The composition of Hit me anyone One More Time stand out due to its dynamism, the subtle forms (i.e. temperate spatial movement) as well as more obvious forms of dynamism (i.e. the tracking movements). This dynamism gives a pleasant flow to the comical exploration of the ins and outs of the political system and makes the narrative easily digestible. The lighthearted atmosphere of the narrative, while supported by the performances, is accentuates by the lighthearted musical accompaniment. Mitani’s refusal to depend on over-acting, in this respect, works well to emphasize the truthfulness of what is being exposed of Japanese political – i.e. Japanese politics being merely a game of power with the public ultimately as victim.
Hit me anyone One More Time is a truly pleasant film that will please a lot of spectators. Yet, Mitani’s narrative does not offer a kind of satire that is so biting that it creates plenty of moments that are as painfully as they are hilarious. What he offers instead is a lighthearted narrative that expresses a (vain?) hope for a more thoughtful form of Japanese politics.

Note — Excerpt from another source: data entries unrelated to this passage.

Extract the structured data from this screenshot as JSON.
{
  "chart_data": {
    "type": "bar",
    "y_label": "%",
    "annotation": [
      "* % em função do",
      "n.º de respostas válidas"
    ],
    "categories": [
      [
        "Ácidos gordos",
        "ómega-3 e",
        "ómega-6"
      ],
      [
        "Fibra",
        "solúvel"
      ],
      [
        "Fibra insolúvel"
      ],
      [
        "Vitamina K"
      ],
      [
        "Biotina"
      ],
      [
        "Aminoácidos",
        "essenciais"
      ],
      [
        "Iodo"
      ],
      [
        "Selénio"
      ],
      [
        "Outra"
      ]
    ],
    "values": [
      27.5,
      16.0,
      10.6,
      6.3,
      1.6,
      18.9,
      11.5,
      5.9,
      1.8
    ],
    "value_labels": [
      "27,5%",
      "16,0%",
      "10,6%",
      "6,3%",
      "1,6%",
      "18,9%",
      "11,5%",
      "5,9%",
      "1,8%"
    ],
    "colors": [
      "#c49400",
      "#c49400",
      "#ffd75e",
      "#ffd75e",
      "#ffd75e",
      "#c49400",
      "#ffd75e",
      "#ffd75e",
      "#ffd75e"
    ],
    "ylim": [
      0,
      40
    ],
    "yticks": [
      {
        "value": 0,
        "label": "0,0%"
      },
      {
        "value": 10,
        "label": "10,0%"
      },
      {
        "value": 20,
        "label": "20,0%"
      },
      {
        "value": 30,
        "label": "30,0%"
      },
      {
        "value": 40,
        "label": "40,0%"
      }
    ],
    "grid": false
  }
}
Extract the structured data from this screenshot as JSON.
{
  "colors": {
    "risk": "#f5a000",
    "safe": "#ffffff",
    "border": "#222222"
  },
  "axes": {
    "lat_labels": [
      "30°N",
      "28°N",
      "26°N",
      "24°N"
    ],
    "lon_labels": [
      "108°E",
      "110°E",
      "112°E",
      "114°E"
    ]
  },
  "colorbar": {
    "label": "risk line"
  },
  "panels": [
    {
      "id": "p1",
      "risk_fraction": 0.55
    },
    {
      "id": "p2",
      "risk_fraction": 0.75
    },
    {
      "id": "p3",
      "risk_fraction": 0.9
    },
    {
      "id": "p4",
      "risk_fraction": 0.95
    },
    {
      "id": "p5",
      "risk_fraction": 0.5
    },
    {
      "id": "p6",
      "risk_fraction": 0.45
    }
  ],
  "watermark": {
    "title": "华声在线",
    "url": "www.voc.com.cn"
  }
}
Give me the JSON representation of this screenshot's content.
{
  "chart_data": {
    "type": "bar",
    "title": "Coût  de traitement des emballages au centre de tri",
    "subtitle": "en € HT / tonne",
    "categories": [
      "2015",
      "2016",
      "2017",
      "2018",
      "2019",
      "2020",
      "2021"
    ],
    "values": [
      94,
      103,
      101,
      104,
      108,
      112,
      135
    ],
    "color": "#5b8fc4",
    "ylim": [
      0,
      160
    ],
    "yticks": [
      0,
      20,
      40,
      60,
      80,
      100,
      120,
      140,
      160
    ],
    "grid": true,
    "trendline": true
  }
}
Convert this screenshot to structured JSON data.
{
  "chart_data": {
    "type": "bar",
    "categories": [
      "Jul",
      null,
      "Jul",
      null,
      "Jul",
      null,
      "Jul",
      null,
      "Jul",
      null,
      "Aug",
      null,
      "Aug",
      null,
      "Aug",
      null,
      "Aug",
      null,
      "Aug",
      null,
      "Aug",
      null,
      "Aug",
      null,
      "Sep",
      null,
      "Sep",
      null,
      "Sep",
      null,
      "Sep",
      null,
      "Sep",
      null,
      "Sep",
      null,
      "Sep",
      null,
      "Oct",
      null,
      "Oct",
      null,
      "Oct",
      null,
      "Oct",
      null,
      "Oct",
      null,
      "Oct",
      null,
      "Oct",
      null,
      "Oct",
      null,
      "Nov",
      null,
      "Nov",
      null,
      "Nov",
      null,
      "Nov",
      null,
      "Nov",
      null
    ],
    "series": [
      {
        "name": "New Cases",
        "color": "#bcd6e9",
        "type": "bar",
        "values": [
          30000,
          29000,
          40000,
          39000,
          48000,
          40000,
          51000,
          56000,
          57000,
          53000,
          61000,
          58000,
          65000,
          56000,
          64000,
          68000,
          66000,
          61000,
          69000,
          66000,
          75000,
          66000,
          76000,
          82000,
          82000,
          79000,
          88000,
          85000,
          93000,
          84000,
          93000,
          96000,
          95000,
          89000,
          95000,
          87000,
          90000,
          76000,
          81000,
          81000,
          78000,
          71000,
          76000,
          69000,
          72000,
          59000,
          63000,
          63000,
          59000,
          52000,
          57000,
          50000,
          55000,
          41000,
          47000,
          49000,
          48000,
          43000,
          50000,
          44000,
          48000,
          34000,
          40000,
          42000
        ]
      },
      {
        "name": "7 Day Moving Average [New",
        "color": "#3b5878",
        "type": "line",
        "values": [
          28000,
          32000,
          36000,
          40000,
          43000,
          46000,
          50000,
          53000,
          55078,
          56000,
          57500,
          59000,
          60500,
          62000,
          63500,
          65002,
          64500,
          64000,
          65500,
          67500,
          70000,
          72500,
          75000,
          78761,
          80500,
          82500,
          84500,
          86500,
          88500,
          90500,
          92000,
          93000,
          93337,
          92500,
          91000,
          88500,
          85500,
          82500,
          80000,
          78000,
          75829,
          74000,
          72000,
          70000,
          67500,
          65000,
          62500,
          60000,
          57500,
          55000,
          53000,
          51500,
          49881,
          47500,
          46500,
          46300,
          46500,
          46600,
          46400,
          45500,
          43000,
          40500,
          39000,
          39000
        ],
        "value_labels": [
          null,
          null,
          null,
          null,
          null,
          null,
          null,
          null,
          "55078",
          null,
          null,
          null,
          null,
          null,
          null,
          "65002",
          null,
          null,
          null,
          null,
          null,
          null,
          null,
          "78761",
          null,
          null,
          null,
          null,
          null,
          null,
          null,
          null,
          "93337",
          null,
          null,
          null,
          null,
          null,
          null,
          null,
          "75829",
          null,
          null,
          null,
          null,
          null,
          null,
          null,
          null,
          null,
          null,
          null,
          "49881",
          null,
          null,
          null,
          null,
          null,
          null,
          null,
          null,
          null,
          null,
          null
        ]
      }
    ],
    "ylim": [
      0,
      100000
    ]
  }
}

Narra-note 1: The phallic preoccupation of Kuroda is lightheartedly revealed by his ‘favourite meal’: a chocolate banana on a stick. At least while eating this banana, he can be sure, for a short while, to wield the phallus.
The commemorative decorations in his room are also subtle indications of his preoccupation with such phallic fantasy. These pictures and other ornaments have no other function than to re-assure him that he still occupies his beloved phallic position.
Narra-note 2: It needs to be said thatthe Chief Cabinet Secretary, Tsurumaru (Masao Kusakari), the head figure of Kuroda’s cabinet, is, in fact, the one who holds real power, the one who, by receiving his symbolic mandate from the prime minister, wields the symbolic phallus. He has, in contrast to Kuroda, a high approval rate, partially by comically revealing that he shares the sentiments of the angry public.
Narra-note 3: By having an affair with his wife, Isaka knows that Satoko does not desire Kuroda not anymore and Kuroda, for his wife, has lost his phallic worth. Isaka furthermore fully realizes Kuroda’s incompetence and aims to use his position as secretary to control and manipulate him.
Congresswoman Yamanishi (Yo Yoshida) from one of the opposing parties, for that matter, can be characterized as a woman who attempts to exploit Kuroda’s phallic preoccupation. She acts as if he has the phallus to manipulate him into giving her more political power.
Narra-note 4: To play the phantasmatic phallic game or the game of the phallic sleight in an effective way means that Kuroda avoids becoming the dupe of those power-hungry people that surround him and becomes able to truly wield his ‘phallic’ political power, not for his own benefit, but for the benefit of the people.